Permadeath is nothing new in games, of course; The Bureau essentially defaults to Enemy Unknown’s “Ironman Mode,” which prohibits multiple save files and autosaves after every turn. But The Bureau starts on that mode, and it isn’t even a mode; it’s just the way it is. And that’s kind of amazing.

The Bureau: XCOM Declassified
2K

Giant glowing alien seed orbs are why we can’t have nice things.

The solidarity

During a massive firefight in the final level of The Bureau, Jimthro Gunniman fell down. This had happened several times before; we’d been fighting together since the second mission when I recruited him and gave him that stupid name. But this time, I didn’t make it over to revive him before he bled out.

Jimthro Gunniman was no more.

The “DEAD” text appeared in his section of my heads-up display, and I had to pause the game for a minute to deal with it. He was gone forever. Crap.

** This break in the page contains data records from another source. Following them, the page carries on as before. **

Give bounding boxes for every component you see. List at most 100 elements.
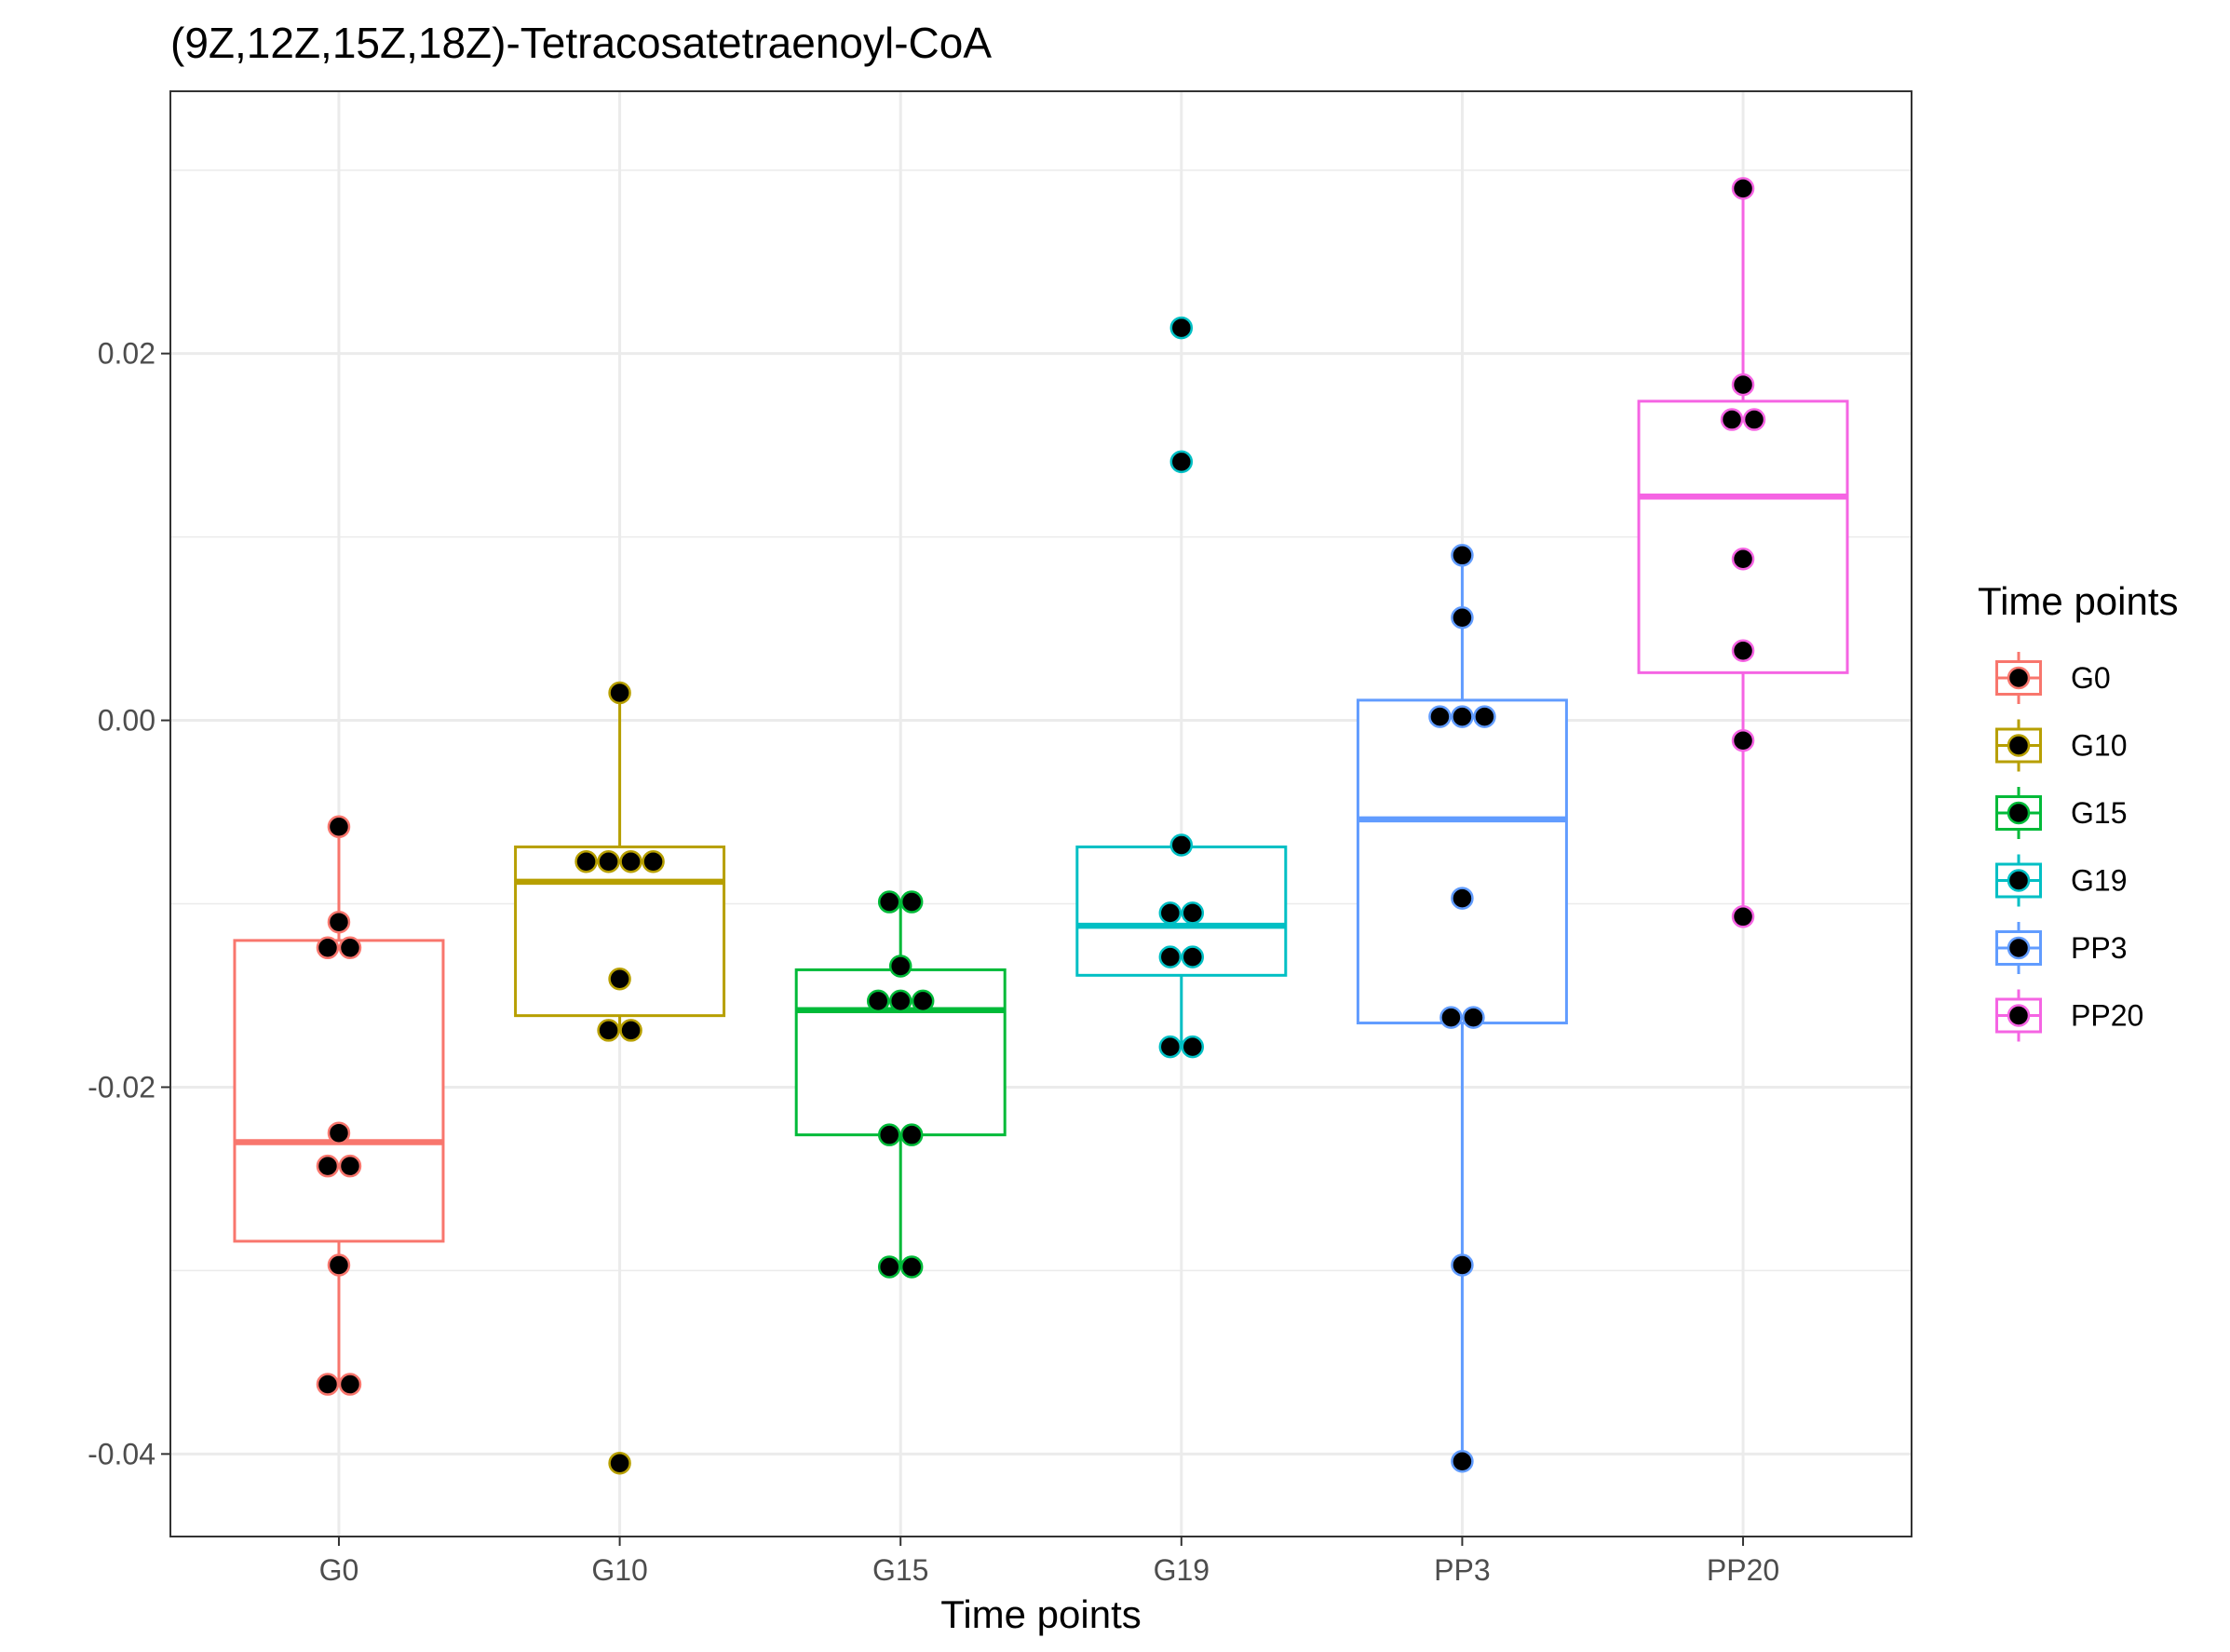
- grid-minor: [170, 169, 1912, 1272]
- data-point: [327, 815, 351, 839]
- data-point: [1181, 945, 1205, 968]
- data-point: [1158, 945, 1183, 968]
- legend-item-g15: G15: [1995, 787, 2127, 839]
- data-point: [1451, 705, 1474, 728]
- legend-item-pp20: PP20: [1995, 989, 2143, 1042]
- y-tick-label: -0.04: [88, 1437, 155, 1470]
- data-point: [597, 849, 620, 873]
- legend-label: G0: [2071, 661, 2111, 695]
- x-tick-label: PP20: [1707, 1553, 1779, 1587]
- x-tick-label: G0: [319, 1553, 359, 1587]
- legend-key-point: [2007, 666, 2031, 690]
- data-point: [1720, 408, 1744, 431]
- data-point: [1158, 1035, 1183, 1059]
- data-point: [608, 968, 631, 991]
- x-tick-label: G15: [872, 1553, 928, 1587]
- chart-title: (9Z,12Z,15Z,18Z)-Tetracosatetraenoyl-CoA: [170, 19, 992, 67]
- data-point: [1169, 450, 1194, 474]
- box: [1356, 698, 1568, 1025]
- data-point: [619, 849, 642, 873]
- data-point: [338, 1373, 362, 1396]
- data-point: [1731, 177, 1755, 200]
- legend-label: G10: [2071, 729, 2127, 763]
- box: [1637, 399, 1849, 674]
- points-g0: [316, 815, 362, 1396]
- data-point: [1181, 901, 1205, 925]
- data-point: [608, 681, 631, 705]
- data-point: [1451, 1253, 1474, 1277]
- y-tick-label: 0.02: [98, 337, 155, 371]
- data-point: [1428, 705, 1452, 728]
- boxplot-g0: [233, 826, 445, 1385]
- data-points: [316, 177, 1766, 1475]
- x-axis-title: Time points: [940, 1592, 1142, 1636]
- legend-label: G19: [2071, 864, 2127, 898]
- legend-key-point: [2007, 1004, 2031, 1027]
- legend-item-g19: G19: [1995, 854, 2127, 907]
- data-point: [1473, 705, 1496, 728]
- data-point: [899, 1255, 924, 1279]
- data-point: [1169, 833, 1194, 857]
- x-tick-label: G19: [1154, 1553, 1210, 1587]
- data-point: [316, 1154, 340, 1178]
- data-point: [1742, 408, 1766, 431]
- legend: Time points G0 G10 G15 G19 PP3 PP20: [1978, 579, 2179, 1042]
- data-point: [899, 890, 924, 914]
- data-point: [642, 849, 665, 873]
- y-tick-label: 0.00: [98, 704, 155, 738]
- panel-background: [170, 91, 1912, 1537]
- data-point: [316, 1373, 340, 1396]
- data-point: [316, 936, 340, 960]
- panel-border: [169, 90, 1912, 1537]
- legend-title: Time points: [1978, 579, 2179, 623]
- legend-item-g0: G0: [1995, 652, 2111, 704]
- data-point: [619, 1019, 642, 1042]
- data-point: [327, 910, 351, 934]
- boxplots: [233, 188, 1849, 1462]
- data-point: [1451, 606, 1474, 630]
- legend-key-point: [2007, 734, 2031, 757]
- data-point: [1158, 901, 1183, 925]
- data-point: [1169, 316, 1194, 340]
- legend-items: G0 G10 G15 G19 PP3 PP20: [1995, 652, 2143, 1042]
- data-point: [338, 1154, 362, 1178]
- data-point: [877, 1123, 901, 1146]
- data-point: [327, 1121, 351, 1144]
- data-point: [866, 989, 890, 1013]
- data-point: [877, 890, 901, 914]
- legend-label: G15: [2071, 796, 2127, 830]
- data-point: [608, 1451, 631, 1475]
- legend-label: PP20: [2071, 999, 2143, 1033]
- data-point: [911, 989, 935, 1013]
- y-tick-label: -0.02: [88, 1070, 155, 1104]
- legend-key-point: [2007, 869, 2031, 892]
- x-tick-label: G10: [591, 1553, 647, 1587]
- points-g10: [574, 681, 665, 1475]
- legend-label: PP3: [2071, 931, 2127, 965]
- legend-key-point: [2007, 936, 2031, 960]
- data-point: [1451, 544, 1474, 567]
- legend-key-point: [2007, 801, 2031, 825]
- data-point: [888, 955, 912, 978]
- y-axis: -0.04 -0.02 0.00 0.02: [88, 337, 170, 1470]
- points-pp20: [1720, 177, 1766, 928]
- plot-panel: [169, 90, 1912, 1537]
- x-axis: G0 G10 G15 G19 PP3 PP20: [319, 1537, 1779, 1587]
- data-point: [888, 989, 912, 1013]
- x-tick-label: PP3: [1434, 1553, 1490, 1587]
- data-point: [1731, 547, 1755, 571]
- data-point: [338, 936, 362, 960]
- data-point: [327, 1253, 351, 1277]
- data-point: [877, 1255, 901, 1279]
- data-point: [1462, 1006, 1485, 1029]
- points-pp3: [1428, 544, 1496, 1473]
- data-point: [1731, 639, 1755, 662]
- data-point: [1731, 372, 1755, 397]
- data-point: [1451, 1449, 1474, 1473]
- points-g19: [1158, 316, 1205, 1059]
- data-point: [899, 1123, 924, 1146]
- legend-item-pp3: PP3: [1995, 922, 2127, 974]
- boxplot-pp20: [1637, 188, 1849, 917]
- data-point: [574, 849, 598, 873]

I was playing on a lower difficulty, so The Bureau prompted me to bring in someone to replace my fallen friend. I picked someone with the exact same skill set and brought him in. He was functionally identical to Jimthro Gunniman in every way.

But he wasn’t Jimthro. He stank of New Guy. I didn’t give him as many orders at first because I didn’t think he’d proven himself yet. But he was, for all intents and purposes, exactly the same guy.

This is what permadeath does; it attaches you to your characters and makes you want to take care of them. And The Bureau handles this as well as I’ve ever seen it. Every close call, every mad dash to select my “Heal” ability, and every time I moved a seasoned veteran out of danger drew its power directly from my connection to my A.I. teammates. I could always replace them, sure. But I didn’t want to.